MDC1 was another investigated component of the DNA damage response that participates in the DNA damage checkpoint and protects the integrity of the genome [54]. The latest study showed that there was overexpression of MDC1 in cells of several cancer types in comparison to normal cells [55, 56]. Zou et al. found that MDC1 was a positive co-activator of the estrogen receptor α (ERα) in breast cancer [55]. They detected that down-regulation of MDC1 decreased the expression of the endogenous estrogen responsive genes and, therefore, the growth of the tumor [55]. Similar correlations have been described by Wang et al. for PC. They proved that MDC1 was an androgen receptor co-activator involved in PC suppression. Moreover, they showed that MDC1 participated in suppression of PCa cell growth and migration [56]. However, our results showed no significant correlation between the level of MDC1 in nuclei and cytoplasm with reference to GP. On the other hand, we demonstrated a significant decrease of the cytoplasmic expression of MDC1 in cases with GS 8. This process may be caused by PC heterogeneity and the results may differ according to the PC group, which is examined [57].
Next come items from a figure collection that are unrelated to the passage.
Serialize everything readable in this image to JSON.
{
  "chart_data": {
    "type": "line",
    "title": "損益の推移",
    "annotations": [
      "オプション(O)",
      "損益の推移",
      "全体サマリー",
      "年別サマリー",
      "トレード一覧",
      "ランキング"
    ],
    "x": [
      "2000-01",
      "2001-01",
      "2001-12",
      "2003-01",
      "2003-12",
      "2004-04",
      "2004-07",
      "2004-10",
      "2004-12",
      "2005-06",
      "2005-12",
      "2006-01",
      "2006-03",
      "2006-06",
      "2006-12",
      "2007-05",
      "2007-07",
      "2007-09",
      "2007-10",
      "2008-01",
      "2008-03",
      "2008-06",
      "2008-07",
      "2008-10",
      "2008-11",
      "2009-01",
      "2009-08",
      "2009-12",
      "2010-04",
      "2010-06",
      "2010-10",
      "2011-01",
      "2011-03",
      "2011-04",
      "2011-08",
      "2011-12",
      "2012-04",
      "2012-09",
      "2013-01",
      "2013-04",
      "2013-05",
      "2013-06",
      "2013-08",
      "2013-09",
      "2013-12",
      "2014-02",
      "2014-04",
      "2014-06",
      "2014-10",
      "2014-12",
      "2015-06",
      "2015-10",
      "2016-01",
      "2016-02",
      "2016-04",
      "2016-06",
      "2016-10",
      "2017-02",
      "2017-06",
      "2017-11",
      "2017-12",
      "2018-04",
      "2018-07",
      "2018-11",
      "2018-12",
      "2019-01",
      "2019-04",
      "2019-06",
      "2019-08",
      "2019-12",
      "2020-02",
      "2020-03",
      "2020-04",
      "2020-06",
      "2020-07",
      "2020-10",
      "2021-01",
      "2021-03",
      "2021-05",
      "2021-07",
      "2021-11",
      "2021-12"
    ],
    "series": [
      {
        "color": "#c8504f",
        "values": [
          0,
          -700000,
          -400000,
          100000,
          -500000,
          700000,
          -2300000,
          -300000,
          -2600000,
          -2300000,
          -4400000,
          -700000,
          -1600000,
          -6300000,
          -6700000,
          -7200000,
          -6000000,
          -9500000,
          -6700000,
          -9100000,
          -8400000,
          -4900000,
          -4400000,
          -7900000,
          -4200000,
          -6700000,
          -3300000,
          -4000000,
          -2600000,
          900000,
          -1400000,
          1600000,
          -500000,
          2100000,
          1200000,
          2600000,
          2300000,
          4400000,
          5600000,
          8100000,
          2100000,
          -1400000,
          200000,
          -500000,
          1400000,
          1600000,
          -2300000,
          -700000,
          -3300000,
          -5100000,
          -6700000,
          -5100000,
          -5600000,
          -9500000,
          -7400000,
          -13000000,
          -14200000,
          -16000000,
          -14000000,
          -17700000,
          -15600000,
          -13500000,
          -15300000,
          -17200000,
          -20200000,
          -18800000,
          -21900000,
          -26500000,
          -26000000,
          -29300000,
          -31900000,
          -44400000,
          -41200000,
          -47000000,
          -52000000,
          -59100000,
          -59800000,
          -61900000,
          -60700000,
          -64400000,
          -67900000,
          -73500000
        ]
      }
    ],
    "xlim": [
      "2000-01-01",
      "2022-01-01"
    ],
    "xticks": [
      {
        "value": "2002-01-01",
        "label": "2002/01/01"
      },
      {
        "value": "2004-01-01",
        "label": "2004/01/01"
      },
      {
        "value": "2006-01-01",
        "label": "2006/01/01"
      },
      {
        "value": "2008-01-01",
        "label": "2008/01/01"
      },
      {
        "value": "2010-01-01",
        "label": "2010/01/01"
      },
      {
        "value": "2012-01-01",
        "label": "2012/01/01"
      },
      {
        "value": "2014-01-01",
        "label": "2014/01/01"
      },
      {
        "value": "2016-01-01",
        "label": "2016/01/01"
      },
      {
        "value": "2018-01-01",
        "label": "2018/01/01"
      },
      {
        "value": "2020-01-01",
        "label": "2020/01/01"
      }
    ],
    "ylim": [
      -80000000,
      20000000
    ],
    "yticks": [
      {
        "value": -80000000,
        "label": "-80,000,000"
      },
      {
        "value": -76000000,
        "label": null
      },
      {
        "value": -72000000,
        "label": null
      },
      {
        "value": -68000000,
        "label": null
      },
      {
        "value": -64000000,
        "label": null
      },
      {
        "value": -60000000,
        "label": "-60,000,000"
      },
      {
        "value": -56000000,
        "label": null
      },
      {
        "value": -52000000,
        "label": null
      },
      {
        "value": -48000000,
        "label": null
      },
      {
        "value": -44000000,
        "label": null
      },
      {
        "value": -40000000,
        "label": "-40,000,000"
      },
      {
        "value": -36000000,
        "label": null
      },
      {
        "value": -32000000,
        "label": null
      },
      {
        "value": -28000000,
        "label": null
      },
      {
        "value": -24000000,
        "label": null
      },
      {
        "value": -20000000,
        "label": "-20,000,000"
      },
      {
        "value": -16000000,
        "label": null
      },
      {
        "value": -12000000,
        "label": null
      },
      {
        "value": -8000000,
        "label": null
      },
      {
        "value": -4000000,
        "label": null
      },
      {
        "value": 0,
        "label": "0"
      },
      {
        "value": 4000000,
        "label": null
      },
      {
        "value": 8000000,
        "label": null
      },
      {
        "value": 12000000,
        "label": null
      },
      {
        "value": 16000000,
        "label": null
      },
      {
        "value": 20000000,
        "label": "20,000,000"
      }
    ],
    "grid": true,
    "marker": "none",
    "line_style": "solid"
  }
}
In conclusion, our study suggested that the aberration in the MMR repair mechanism may be significantly more crucial regarding grading among PC cells in comparison to the impact of alterations in the DSB repair mechanism. Moreover, the present study indicated divergences among expression of the respective proteins in GP and GS. There was a significant positive correlation between GS and nuclear expression of MSH2, but a negative correlation between GP and MSH2 nuclear expression. According to this, there was no relevant correlation between MLH1 cytoplasmic expression and GS, whereas there was a significant positive correlation between cytoplasmic expression of MLH1 and GP. This may indicate significant heterogeneity among PC. Furthermore, we concluded due to the lack of a correlation between expression of the TP53BP1 protein and GP and GS that the radiation resistance of prostate cancer seems to be independent of alterations connected with TP53BP1 (Figure 3).

Figure 3

Collage of representative area photographs with protein expression. A – Photograph of area with MSH2 protein expression. B – Photograph of area with MLH1 protein expression. C – Photograph of area with MDC1 protein expression. D – Photograph of area with TP53BP1 protein expression

https://www.archivesofmedicalscience.com/f/fulltexts/111514/AMS-19-2-111514-g003_min.jpg

Conflict of interest

The authors declare no conflict of interest.